D’une manière générale, l’acquéreur peut soutenir que la garantie de passif consentie par le cédant est dolosive, c’est-à-dire que ce dernier a intentionnellement dissimulé des éléments déterminants affectant le bilan de la société. Mais le plus souvent, l’acquéreur déçu tentera de démontrer qu’il a été trompé non pas au titre de la garantie mais au titre de la cession elle-même. Il soutiendra alors que les éléments dissimulés par le cédant ont faussé l’image qu’il s’était faite des titres qu’il a acquis. Il espérera ainsi être indemnisé ou obtenir l’annulation de la cession. Cette action est évidemment préférable si l’objectif de l’acquéreur est de se libérer des titres et d’obtenir la restitution des sommes qu’il a versées.
Mais une question se pose régulièrement devant les juridictions : dès lors qu’une garantie de passif a été accordée par le cédant à l’acquéreur, celle-ci n’exclurait-elle pas une action sur le fondement d’un dol ?
Une cour d’appel a jugé que l’existence d’une garantie de passif était exclusive de toute autre action. Le raisonnement des juges était le suivant : dès lors que la mise en œuvre de la garantie conduit à restaurer le patrimoine de la société afin qu’il soit conforme aux croyances de l’acquéreur, ce dernier ne peut plus faire valoir un dol. En d’autres termes, il ne peut soutenir que l’état de la société n’est pas conforme à ses croyances et obtenir réparation à ce titre puisque, précisément, les défaillances détectées ont été «réparées» par le jeu de la garantie. Le raisonnement n’est pas dépourvu d’un certain pragmatisme. Mais il fait incontestablement abstraction de la règle légale qui permet à tout acheteur de demander réparation ou annulation en raison de la tromperie ou de la dissimulation dont il a été victime.
Telle est précisément la raison pour laquelle l’arrêt a été censuré. Par une décision en date du 3 février 2015 (pourvoi n°13-12.483) la chambre commerciale de la Cour de cassation réaffirme avec une grande clarté sa jurisprudence et l’arrêt est assorti de signes qui révèlent son importance :
« les garanties contractuelles relatives à l’existence de l’actif ou du passif social, s’ajoutant aux dispositions légales, ne privent pas l’acquéreur de droits sociaux qui soutient que son consentement a été vicié, du droit de demander l’annulation de l’acte sur le fondement de ces dispositions ».

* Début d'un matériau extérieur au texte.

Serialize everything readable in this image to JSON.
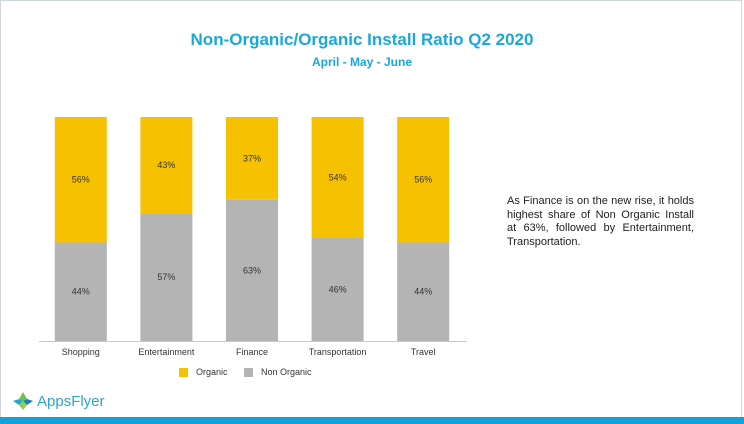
{
  "header": {
    "title": "Non-Organic/Organic Install Ratio Q2 2020",
    "subtitle": "April - May - June"
  },
  "note": "As Finance is on the  new rise, it holds highest share of Non Organic Install at 63%, followed by Entertainment, Transportation.",
  "brand": {
    "name": "AppsFlyer",
    "logo_text": "AppsFlyer",
    "logo_icon": "appsflyer-logo-icon"
  },
  "colors": {
    "organic": "#f6c100",
    "non_organic": "#b4b4b4",
    "title": "#1aa7e0",
    "accent_bar": "#12a1dc"
  },
  "chart_data": {
    "type": "bar",
    "stacked": true,
    "normalized": true,
    "categories": [
      "Shopping",
      "Entertainment",
      "Finance",
      "Transportation",
      "Travel"
    ],
    "series": [
      {
        "name": "Non Organic",
        "values": [
          44,
          57,
          63,
          46,
          44
        ],
        "labels": [
          "44%",
          "57%",
          "63%",
          "46%",
          "44%"
        ],
        "color": "#b4b4b4"
      },
      {
        "name": "Organic",
        "values": [
          56,
          43,
          37,
          54,
          56
        ],
        "labels": [
          "56%",
          "43%",
          "37%",
          "54%",
          "56%"
        ],
        "color": "#f6c100"
      }
    ],
    "ylim": [
      0,
      100
    ],
    "legend": {
      "position": "bottom",
      "entries": [
        "Organic",
        "Non Organic"
      ]
    },
    "grid": false
  }
}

En somme, la Cour de cassation condamne l’idée qu’un contrat puisse priver un acheteur de la protection que la loi lui offre. On peut donc penser que l’arrêt dépasse le seul champ du dol et gagne la garantie des vices cachés, la garantie d’éviction ou bien encore la garantie de conformité. Plus généralement, un contrat ne saurait défaire ce que le législateur, dans un dessein protecteur, a établi.
On voit mal qu’un argumentaire quelconque puisse mettre en péril une telle règle. L’arrêt est donc sans doute promis à une approbation générale.
Auteur
Christophe Blondeau, avocat associé spécialiste des opérations transactionnelles de fusions – acquisitions, de joint-venture et de private equity.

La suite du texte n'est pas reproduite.